The way we work seems to be changing
Contemporary trends show that there are more people than ever starting up small businesses or becoming self-employed and moving away from being employed by larger firms. The numbers of self-employed people has increased significantly since we moved into the 21st century, in fact the growth of self-employed people is becoming greater than the total number of people employed by the four large supermarkets combined. So why is this happening, given that self-employed people may be missing out on the national living wage, and are more likely to be less well paid than if they worked for a large organisation. Is it the good old British entrepreneurial spirit?

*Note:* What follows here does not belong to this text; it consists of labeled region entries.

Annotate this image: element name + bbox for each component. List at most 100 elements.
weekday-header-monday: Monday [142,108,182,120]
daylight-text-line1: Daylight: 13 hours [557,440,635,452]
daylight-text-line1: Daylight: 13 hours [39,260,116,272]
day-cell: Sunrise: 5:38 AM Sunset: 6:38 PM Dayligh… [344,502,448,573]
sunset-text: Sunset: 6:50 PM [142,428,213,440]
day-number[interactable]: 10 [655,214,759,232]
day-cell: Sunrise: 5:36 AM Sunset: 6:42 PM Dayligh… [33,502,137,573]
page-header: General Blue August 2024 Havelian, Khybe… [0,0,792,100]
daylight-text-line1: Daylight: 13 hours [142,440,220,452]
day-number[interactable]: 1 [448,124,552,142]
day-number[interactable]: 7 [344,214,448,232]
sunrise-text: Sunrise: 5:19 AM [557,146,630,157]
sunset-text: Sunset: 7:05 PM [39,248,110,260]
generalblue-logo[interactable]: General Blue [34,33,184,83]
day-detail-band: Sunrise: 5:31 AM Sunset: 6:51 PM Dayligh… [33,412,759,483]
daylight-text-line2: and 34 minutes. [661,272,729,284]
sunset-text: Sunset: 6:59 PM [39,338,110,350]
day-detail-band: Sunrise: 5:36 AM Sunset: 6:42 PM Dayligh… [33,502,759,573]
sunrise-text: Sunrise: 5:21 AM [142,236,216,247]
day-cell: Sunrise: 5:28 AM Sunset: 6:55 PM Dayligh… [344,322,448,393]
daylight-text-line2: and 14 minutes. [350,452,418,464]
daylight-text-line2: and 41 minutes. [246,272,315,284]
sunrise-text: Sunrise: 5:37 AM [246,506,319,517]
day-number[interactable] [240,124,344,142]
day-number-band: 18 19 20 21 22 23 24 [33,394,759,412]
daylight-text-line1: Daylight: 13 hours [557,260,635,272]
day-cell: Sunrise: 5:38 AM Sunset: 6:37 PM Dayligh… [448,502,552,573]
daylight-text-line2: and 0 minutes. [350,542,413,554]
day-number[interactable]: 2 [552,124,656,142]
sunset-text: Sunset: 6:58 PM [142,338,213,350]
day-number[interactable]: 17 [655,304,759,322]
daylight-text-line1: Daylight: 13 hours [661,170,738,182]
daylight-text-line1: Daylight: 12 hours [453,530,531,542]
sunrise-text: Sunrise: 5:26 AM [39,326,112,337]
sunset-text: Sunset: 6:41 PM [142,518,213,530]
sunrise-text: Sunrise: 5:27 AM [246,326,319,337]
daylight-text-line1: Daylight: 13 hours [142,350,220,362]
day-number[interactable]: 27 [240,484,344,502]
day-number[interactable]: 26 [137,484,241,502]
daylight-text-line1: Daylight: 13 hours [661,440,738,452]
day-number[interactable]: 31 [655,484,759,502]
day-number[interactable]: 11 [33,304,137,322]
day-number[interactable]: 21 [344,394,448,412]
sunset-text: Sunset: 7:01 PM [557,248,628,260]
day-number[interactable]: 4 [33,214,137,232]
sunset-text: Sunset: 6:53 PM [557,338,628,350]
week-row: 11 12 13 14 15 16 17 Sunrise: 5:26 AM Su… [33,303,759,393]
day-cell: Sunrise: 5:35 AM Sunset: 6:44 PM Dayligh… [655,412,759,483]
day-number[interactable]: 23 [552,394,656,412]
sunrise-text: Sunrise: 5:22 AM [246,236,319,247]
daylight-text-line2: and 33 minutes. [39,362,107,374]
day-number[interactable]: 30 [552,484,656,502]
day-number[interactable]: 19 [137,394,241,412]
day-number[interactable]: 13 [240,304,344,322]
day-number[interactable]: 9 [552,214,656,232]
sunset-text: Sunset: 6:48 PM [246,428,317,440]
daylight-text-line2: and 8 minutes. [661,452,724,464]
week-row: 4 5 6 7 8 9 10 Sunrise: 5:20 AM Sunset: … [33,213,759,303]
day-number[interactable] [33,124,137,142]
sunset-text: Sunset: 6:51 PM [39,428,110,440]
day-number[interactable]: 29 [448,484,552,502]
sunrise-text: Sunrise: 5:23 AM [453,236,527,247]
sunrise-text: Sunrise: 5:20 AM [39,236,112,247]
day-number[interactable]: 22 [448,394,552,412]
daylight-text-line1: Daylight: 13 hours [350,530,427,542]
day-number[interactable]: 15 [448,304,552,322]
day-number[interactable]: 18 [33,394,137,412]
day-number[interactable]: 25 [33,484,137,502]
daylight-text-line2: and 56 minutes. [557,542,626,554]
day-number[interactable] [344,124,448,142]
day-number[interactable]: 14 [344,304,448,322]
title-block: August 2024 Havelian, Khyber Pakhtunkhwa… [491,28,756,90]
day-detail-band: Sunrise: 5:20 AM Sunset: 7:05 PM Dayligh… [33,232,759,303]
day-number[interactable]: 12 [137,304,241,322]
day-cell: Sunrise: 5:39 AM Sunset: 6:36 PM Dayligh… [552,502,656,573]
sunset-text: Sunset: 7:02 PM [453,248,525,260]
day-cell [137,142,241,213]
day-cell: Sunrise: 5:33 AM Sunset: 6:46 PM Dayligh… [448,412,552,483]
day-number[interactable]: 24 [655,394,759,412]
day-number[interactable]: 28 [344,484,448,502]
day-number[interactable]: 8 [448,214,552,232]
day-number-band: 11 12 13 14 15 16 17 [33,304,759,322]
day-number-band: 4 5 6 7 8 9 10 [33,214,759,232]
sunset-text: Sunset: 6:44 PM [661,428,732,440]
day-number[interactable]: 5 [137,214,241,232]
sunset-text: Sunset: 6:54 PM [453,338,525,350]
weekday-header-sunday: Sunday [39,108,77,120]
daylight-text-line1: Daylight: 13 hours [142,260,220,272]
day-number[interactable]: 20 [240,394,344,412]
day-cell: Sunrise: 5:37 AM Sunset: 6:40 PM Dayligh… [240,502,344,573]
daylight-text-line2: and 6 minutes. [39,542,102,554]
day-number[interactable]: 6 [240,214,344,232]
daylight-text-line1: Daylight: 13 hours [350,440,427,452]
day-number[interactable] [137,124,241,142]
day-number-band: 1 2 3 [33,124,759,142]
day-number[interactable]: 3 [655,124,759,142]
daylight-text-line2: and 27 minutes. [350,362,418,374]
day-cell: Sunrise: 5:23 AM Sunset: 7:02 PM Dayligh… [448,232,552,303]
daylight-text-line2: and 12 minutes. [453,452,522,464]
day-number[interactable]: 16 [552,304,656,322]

One key change which we have talked about for many years is that job security is a thing of the past. Gone are the days of “a job for life”. As well as feeling insecure, employees feel that work is more intense and more stressful, that they are working harder now than they did before and technological advancement seems to be driving this. So, moving into large organisations where you are just a number and not a friend, where you don’t have the same customer contact that you had before, coupled with stagnation in wages, where you are expected to work harder and accept the stress that comes with that, is encouraging people to move away from employment and start up on their own, where their work has meaning and they can see the contribution it makes.
There is an increasing desire to have the freedom to make your own decisions and to choose when and where you work, enabling you to better balance your work and family life. The ability to make the decisions about who you will work with, building your team around your personality and your business goals and yes, whilst starting your own business is never without risk, you get to see the financial results of your hard work. Most self-employed people are passionate about what they do and enjoy the variation in work that larger companies often find so difficult to provide.
Undeniably, the working landscape has changed dramatically in the last few decades. As the percentage of self-employment in the UK continues to grow, could this be the beginning of national entrepreneurial success?